Wynkoop also earned a promotion in 2016. The 23-year-old lefty starter, a 2015 sixth rounder, was famous coming out of college because he just doesn't walk many people. In his first full year in professional ball this trend continued, as Wynkoop walked just 12 batters in 170 innings pitched across Asheville and Modesto (0.6 BB/9). Despite working in the mid 80s with his fastball, Wynkoop actually saw more success in Modesto than he did in Asheville—seeing a decrease in ERA from 3.47 to 2.68 and an increase in his K/9 from 7.0 to 8.3.

On the surface, the mediocre velocity and stuff would tend to temper Wynkoop’s projection, a large reason why he didn’t make my personal ballot. With that said, he obviously knows how to command that stuff with deception and control, something that could get him noticed by the national scouts if he replicates that performance in Hartford (maybe) next year.

Mundell is a player who was pretty much off the prospect radar entirely heading into 2016, but who forced PuRPs voters to pay attention with a massive campaign for Asheville. The 22-year-old righty first baseman, 2015's seventh rounder, hit well in his pro debut for Boise, but he was a beast in the South Atlantic League for Asheville in 2016. In 611 plate appearances for the Tourists, Mundell had a .313/.383/.505 line (152 wRC+) with 74 extra-base hits (including a minor league-leading 59 doubles).
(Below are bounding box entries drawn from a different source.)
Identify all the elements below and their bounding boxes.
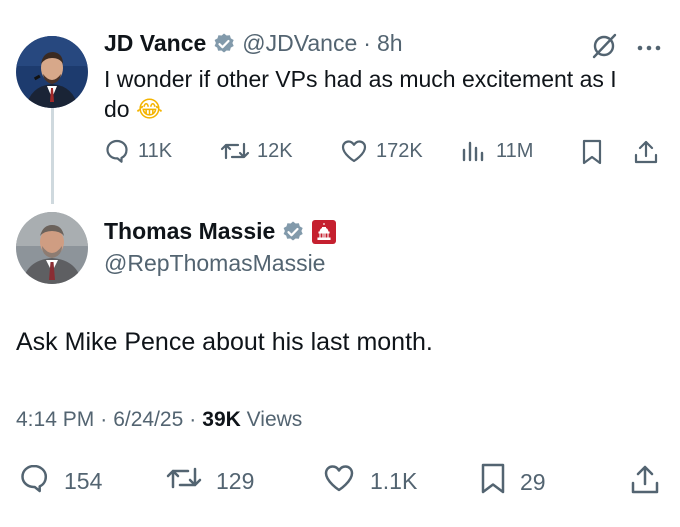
repost-button[interactable]: 129 [164, 462, 254, 500]
thread-connector-line [51, 108, 54, 204]
post-metadata: 4:14 PM · 6/24/25 · 39K Views [16, 408, 302, 432]
post-date[interactable]: 6/24/25 [113, 408, 183, 432]
repost-count: 12K [257, 139, 293, 162]
like-count: 172K [376, 139, 423, 162]
analytics-icon [460, 138, 486, 164]
views-button[interactable]: 11M [460, 138, 533, 164]
like-button[interactable]: 1.1K [322, 462, 417, 500]
repost-count: 129 [216, 467, 255, 494]
grok-icon[interactable] [590, 32, 618, 60]
like-count: 1.1K [370, 467, 418, 494]
views-summary[interactable]: 39K Views [202, 408, 302, 432]
us-capitol-badge-icon[interactable] [311, 219, 337, 245]
separator-dot: · [363, 30, 371, 56]
separator-dot: · [189, 408, 197, 431]
quoted-post-header: JD Vance @JDVance · 8h [104, 30, 403, 57]
quoted-post-text-line1: I wonder if other VPs had as much excite… [104, 66, 617, 92]
verified-badge-icon [212, 32, 236, 56]
author-handle[interactable]: @RepThomasMassie [104, 250, 325, 277]
reply-icon [18, 462, 50, 500]
main-post-text: Ask Mike Pence about his last month. [16, 328, 433, 356]
author-name[interactable]: Thomas Massie [104, 218, 275, 245]
bookmark-icon[interactable] [580, 138, 604, 171]
repost-button[interactable]: 12K [219, 138, 293, 164]
like-button[interactable]: 172K [340, 138, 423, 164]
jd-vance-avatar[interactable] [16, 36, 88, 108]
reply-icon [104, 138, 130, 164]
author-name[interactable]: JD Vance [104, 30, 206, 57]
main-post-header: Thomas Massie [104, 218, 337, 245]
views-label: Views [246, 408, 303, 431]
quoted-post-text-line2: do [104, 96, 130, 122]
verified-badge-icon [281, 220, 305, 244]
reply-button[interactable]: 154 [18, 462, 102, 500]
heart-icon [322, 462, 356, 500]
bookmark-icon [478, 462, 508, 502]
bookmark-count: 29 [520, 468, 546, 495]
separator-dot: · [100, 408, 108, 431]
views-count: 11M [496, 139, 534, 162]
share-icon[interactable] [628, 462, 662, 501]
thomas-massie-avatar[interactable] [16, 212, 88, 284]
reply-count: 154 [64, 467, 103, 494]
author-handle[interactable]: @JDVance [242, 30, 357, 57]
heart-icon [340, 138, 368, 164]
repost-icon [219, 138, 251, 164]
views-count: 39K [202, 408, 241, 431]
share-icon[interactable] [632, 138, 660, 171]
bookmark-button[interactable]: 29 [478, 462, 546, 502]
repost-icon [164, 462, 204, 500]
quoted-post-text: I wonder if other VPs had as much excite… [104, 64, 664, 125]
post-time[interactable]: 8h [377, 30, 403, 57]
laughing-emoji: 😂 [135, 97, 163, 123]
more-icon[interactable] [636, 40, 662, 51]
post-time[interactable]: 4:14 PM [16, 408, 94, 432]
reply-count: 11K [138, 139, 173, 162]
reply-button[interactable]: 11K [104, 138, 172, 164]
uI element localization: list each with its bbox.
Mundell wrought this destruction while limiting his strikeouts (13.6 percent K rate) and maintaining a decent walk rate (9.2 percent).

MLB.com on Mundell:

Mundell's best tool is his plus raw power from the right side of the plate, though he employs a mature approach and resists the temptation to swing for the fences. With his bat speed, strength and discipline, he could hit for average and power and do some damage if he makes it to Coors Field.

Recruited as a catcher by Cal Poly, Mundell spent most of his college career at DH with limited time at first base. He led short-season Northwest League first basemen with 11 errors in 56 games during his pro debut but has worked hard and looked better this year. He probably will be an adequate defender at best and doesn't offer much speed on the basepaths.

I'm generally leery of ranking first base prospects with limited positional flexibility (especially those who aren't young for the level), so it's not surprising that Mundell wasn't close to my top 30 this time around. With that said, it was hard to ignore Mundell's 2016 campaign. I’m interested to see how he handles High-A ball.

Finally, Hill is a player who fell into Colorado's lap in the fourth round with the 133rd overall selection in 2015. The San Diego RHP had been rated as the 44th-best prospect in the draft by Baseball America (four spots ahead of Colorado second rounder Peter Lambert, a member of the PuRPs list). After a decent debut season for Short Season-A Boise, the 22-year-old Hill posted very good peripheral numbers for Low-A Asheville in 82⅓ innings—9.0 K/9, 1.5 BB/9, 3.30 FIP—but his ERA of 4.48 was less impressive due in no small part to a .357 BABIP allowed.

Here's MLB.com on Hill:

Hill can reach 95 mph with his fastball but usually operates at 90-92 mph with a two-seamer that plays up because of its sink and his ability to command it. While his low-80s slider shows flashes of becoming a solid offering at times, he gets around it and turns it into a less effective slurve at others. He also needs more consistency with his splitter/changeup, though he trusts the pitch and can get swings and misses with it.

Hill has a compact delivery that he repeats well, allowing him to pound the bottom of the strike zone. His lack of a true plus pitch likely limits his ceiling to that of a No. 4 starter, but he's a good bet to reach it. The Rockies like the way he competes and also think he could become a seventh-inning reliever if needed.

I ranked Hill just off my ballot, but he is really interchangeable in my mind in prospect value with the first few players on the PuRPs list. As a pitcher with size, stuff, pedigree, and some unlucky results, I look for Hill as a breakout candidate for next year, likely with Lancaster.